When Coconut Meets Coffee: Seeking New Added Value for Indonesia's Economy
At a coffee shop in Shanghai, long queues form for a Coconut Latte. In Hanoi, international tourists walk through old alleys to enjoy a glass of Cà phê dừa. In Bangkok, coconut water-based coffee is marketed as a symbol of a healthy urban lifestyle. Ironically, behind some of these products that have successfully captivated the global market are raw materials originating from Indonesia: Indonesian coconuts, Indonesian coffee, and in many cases, Indonesian palm sugar. Yet, when these products create billion-dollar markets, most of the economic value is captured by those who control the innovation, branding, distribution, and consumer experience.
The coconut coffee phenomenon holds a lesson far greater than just a beverage trend. It demonstrates how the modern economy works: it is no longer merely about who produces the commodity, but who can transform it into a story, an identity, and added value. Indonesia possesses nearly all the ingredients needed to be a major player in the global tropical beverage industry. Ministry of Agriculture data shows the country’s coconut plantation area exceeds 3.3 million hectares, with annual production of around 2.8 million tonnes, over 98 percent of which is managed by smallholder farmers. Simultaneously, Indonesia is one of the world’s largest coffee producers, with output reaching approximately 12.5 million 60-kilogramme bags in the 2025/2026 season according to the USDA. Few countries have this combination of coconut, coffee, palm sugar, and spices on such a scale.
Yet herein lies the paradox. In the resource curse theory introduced by Richard Auty, resource abundance does not automatically generate prosperity. Many commodity-rich countries remain trapped as raw material suppliers because they fail to build downstream industries and innovation ecosystems. Indonesia has known this paradox for decades. We export ore, other countries sell technological products. We export cocoa, other countries sell premium chocolate. We export green coffee beans, other countries sell global coffee brands. The same risk now emerges in the coconut-based industry. As the world discovers that the combination of coffee and coconut is an attractive new category, the strategic question is no longer whether Indonesia can supply the raw materials, but whether Indonesia can own the category.

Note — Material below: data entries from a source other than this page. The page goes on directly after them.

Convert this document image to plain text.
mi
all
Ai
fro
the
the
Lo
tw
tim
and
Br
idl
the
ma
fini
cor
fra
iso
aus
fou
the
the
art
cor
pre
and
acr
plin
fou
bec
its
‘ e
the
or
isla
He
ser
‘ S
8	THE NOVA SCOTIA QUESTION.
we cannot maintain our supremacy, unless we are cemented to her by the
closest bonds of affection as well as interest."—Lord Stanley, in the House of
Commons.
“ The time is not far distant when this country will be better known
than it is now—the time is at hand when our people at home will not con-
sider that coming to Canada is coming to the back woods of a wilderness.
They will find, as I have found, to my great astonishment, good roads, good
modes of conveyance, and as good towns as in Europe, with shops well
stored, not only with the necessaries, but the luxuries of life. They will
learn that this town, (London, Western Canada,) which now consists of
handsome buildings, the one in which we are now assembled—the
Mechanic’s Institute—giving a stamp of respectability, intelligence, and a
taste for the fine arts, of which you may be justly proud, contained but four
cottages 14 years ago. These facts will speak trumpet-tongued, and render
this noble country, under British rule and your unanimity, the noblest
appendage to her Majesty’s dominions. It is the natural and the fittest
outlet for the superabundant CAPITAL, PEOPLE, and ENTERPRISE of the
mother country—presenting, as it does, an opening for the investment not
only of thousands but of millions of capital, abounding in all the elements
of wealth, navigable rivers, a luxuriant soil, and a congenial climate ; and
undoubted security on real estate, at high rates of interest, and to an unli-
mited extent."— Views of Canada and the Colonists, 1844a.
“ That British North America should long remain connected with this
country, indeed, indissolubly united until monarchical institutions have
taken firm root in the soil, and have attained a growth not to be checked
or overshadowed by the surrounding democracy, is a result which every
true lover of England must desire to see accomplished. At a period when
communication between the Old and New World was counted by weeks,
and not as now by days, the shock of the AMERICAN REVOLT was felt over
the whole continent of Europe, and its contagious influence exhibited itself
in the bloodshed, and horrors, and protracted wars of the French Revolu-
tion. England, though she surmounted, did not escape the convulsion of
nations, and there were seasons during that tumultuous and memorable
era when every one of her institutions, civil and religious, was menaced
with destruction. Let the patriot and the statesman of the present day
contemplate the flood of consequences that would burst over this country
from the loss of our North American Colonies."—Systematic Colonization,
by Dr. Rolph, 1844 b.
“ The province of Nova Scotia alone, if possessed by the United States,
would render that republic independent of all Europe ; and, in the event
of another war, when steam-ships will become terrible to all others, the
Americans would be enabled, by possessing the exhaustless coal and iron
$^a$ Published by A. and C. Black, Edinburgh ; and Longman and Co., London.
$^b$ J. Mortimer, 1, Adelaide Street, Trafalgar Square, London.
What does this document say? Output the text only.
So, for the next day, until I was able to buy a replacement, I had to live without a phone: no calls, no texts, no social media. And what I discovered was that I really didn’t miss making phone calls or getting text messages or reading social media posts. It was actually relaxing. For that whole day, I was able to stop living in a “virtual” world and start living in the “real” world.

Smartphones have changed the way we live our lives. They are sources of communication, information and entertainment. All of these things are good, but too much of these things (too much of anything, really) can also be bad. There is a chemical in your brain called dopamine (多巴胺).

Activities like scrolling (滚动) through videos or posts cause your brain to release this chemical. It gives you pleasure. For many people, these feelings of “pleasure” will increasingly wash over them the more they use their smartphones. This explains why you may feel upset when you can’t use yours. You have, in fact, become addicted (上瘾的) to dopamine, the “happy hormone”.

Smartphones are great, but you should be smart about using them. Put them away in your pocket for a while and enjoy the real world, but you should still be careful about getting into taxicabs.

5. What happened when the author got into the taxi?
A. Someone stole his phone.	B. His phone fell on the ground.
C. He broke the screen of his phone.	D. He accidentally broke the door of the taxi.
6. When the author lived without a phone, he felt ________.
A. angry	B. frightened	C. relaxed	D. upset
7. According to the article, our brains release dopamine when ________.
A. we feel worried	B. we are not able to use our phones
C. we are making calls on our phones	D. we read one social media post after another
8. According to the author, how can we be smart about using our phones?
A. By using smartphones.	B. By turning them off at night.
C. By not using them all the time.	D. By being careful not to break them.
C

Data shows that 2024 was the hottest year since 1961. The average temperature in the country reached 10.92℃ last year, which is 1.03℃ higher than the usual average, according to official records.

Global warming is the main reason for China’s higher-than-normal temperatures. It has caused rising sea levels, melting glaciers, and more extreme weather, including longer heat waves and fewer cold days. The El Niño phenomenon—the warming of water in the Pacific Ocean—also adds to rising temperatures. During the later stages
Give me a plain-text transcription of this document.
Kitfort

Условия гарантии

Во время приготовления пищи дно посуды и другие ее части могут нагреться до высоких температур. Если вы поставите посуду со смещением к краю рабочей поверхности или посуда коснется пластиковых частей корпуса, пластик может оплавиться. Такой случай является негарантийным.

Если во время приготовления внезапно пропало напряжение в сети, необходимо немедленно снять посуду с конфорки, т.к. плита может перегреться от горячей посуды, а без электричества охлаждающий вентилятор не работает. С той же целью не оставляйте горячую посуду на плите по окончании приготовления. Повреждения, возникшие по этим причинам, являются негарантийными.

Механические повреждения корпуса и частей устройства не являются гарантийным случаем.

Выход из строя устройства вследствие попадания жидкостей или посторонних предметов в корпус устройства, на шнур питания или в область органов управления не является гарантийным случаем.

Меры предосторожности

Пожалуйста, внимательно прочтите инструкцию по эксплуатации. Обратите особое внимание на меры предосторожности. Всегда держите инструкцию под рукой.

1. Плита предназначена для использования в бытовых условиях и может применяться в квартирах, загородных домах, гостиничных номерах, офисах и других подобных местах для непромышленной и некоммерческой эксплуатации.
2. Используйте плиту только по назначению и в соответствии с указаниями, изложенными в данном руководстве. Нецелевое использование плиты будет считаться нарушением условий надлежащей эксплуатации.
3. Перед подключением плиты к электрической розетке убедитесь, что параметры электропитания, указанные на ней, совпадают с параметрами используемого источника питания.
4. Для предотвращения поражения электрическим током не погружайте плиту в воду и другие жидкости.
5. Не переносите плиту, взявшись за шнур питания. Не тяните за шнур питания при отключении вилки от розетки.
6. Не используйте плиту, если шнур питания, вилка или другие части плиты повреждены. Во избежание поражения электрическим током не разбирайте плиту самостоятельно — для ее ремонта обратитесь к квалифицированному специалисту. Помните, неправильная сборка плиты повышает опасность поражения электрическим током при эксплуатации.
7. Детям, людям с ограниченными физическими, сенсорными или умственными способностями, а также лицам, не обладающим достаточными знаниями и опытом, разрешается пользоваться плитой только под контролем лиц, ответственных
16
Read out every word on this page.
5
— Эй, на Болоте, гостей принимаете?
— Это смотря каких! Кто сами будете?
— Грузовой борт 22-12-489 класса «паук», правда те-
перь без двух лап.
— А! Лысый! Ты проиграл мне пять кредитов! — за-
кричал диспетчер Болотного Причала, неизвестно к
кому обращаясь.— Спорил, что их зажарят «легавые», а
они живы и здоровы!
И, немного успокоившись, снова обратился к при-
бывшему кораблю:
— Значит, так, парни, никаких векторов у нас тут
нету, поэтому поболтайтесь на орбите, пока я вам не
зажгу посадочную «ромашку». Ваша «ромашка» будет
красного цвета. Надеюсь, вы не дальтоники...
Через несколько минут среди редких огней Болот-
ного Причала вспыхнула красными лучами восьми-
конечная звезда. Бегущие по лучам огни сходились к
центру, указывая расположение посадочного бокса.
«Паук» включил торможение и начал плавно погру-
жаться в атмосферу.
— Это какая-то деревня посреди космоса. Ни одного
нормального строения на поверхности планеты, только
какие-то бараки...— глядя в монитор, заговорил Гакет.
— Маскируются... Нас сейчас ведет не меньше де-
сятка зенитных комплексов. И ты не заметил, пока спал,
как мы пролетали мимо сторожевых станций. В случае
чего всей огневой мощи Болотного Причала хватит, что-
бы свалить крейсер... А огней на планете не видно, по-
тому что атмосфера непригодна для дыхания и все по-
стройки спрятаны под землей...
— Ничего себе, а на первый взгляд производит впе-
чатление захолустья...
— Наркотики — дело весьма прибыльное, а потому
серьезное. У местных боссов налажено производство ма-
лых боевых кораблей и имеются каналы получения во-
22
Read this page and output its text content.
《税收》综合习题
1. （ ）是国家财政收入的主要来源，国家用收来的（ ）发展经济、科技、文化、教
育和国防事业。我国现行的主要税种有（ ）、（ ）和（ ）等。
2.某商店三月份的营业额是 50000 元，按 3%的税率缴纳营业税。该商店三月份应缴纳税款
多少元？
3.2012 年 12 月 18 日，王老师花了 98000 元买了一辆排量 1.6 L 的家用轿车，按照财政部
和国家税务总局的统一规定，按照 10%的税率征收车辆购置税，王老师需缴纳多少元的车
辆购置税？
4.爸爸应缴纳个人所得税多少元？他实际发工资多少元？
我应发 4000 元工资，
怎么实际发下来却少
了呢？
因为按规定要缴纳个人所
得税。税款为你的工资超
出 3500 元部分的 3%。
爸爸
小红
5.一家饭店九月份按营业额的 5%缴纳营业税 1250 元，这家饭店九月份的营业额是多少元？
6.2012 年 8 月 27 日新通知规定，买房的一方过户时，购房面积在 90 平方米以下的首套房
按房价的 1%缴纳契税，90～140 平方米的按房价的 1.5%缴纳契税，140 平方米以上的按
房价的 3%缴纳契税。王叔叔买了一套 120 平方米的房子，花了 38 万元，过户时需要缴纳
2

Economist Stan Shih, founder of Acer, introduced the Smiling Curve concept, which has become an important theory in global value chains. The curve shows that the greatest profits lie not in the production stage, but at both ends of the value chain: innovation and marketing. In the middle lies production, where profit margins are relatively low. Farmers produce coconuts. Factories process coconut milk. But the largest profits are often enjoyed by brand owners who sell the final product to consumers. This explains why the economic value of a single glass of Coconut Latte can be many times greater than the value of the coconut used as its raw material. The case of Luckin Coffee in China is an interesting example. Their raw Coconut Latte product created a market phenomenon and reportedly sold over 1.3 billion cups cumulatively. The value created did not come from the coconut alone, but from the ability to combine product research, digital marketing, distribution networks, and consumer experience. In the language of the modern economy, what is being sold is no longer just a beverage, but an experience, an identity, and a lifestyle. This is where Vietnam has succeeded, turning coconut coffee into part of a cultural tourism experience. Thailand packages it as a symbol of health and tropical freshness. Both are selling not just a taste, but a narrative.
The greatest shift in the 21st-century economy is not in the production sector, but in the sector of meaning. Professors Joseph Pine and James Gilmore, in their concept of the Experience Economy, explain that economic value evolves from commodities to products, from products to services, and finally to experiences. Many developed countries understand this principle very well. Switzerland does not sell milk, but premium chocolate. France does not merely sell wine, but a lifestyle. Japan does not just sell tea, but a cultural philosophy. The question is, what will Indonesia sell? The answer may be right before our eyes. Indonesia has Gayo, Toraja, Kintamani, Java Preanger, and Lampung coffees. It has coconuts from Sulawesi, Maluku, Riau, and Nusa Tenggara. It has palm sugar, which is increasingly sought after in the global market for being perceived as more natural than refined sugar. If all this potential is combined, Indonesia can create a beverage category that is unique and difficult for other countries to imitate. Not just a coconut latte, but a taste identity of the Nusantara. Imagine a global brand combining Lampung robusta, premium Sulawesi coconut milk, West Javanese palm sugar, and a touch of Nusantara spices. Such a product would not just sell a drink, but a story about Indonesia. This is what has been missing from the discourse on downstreaming, which is often understood merely as building factories. The highest added value is actually born when industrialisation meets innovation, design, culture, and brand power. Therefore, the strategy for coconut and coffee must not stop at increasing production. Indonesia needs an ecosystem that connects farmers, researchers, creative industries, and global markets to build a new civilisation of taste from the equator.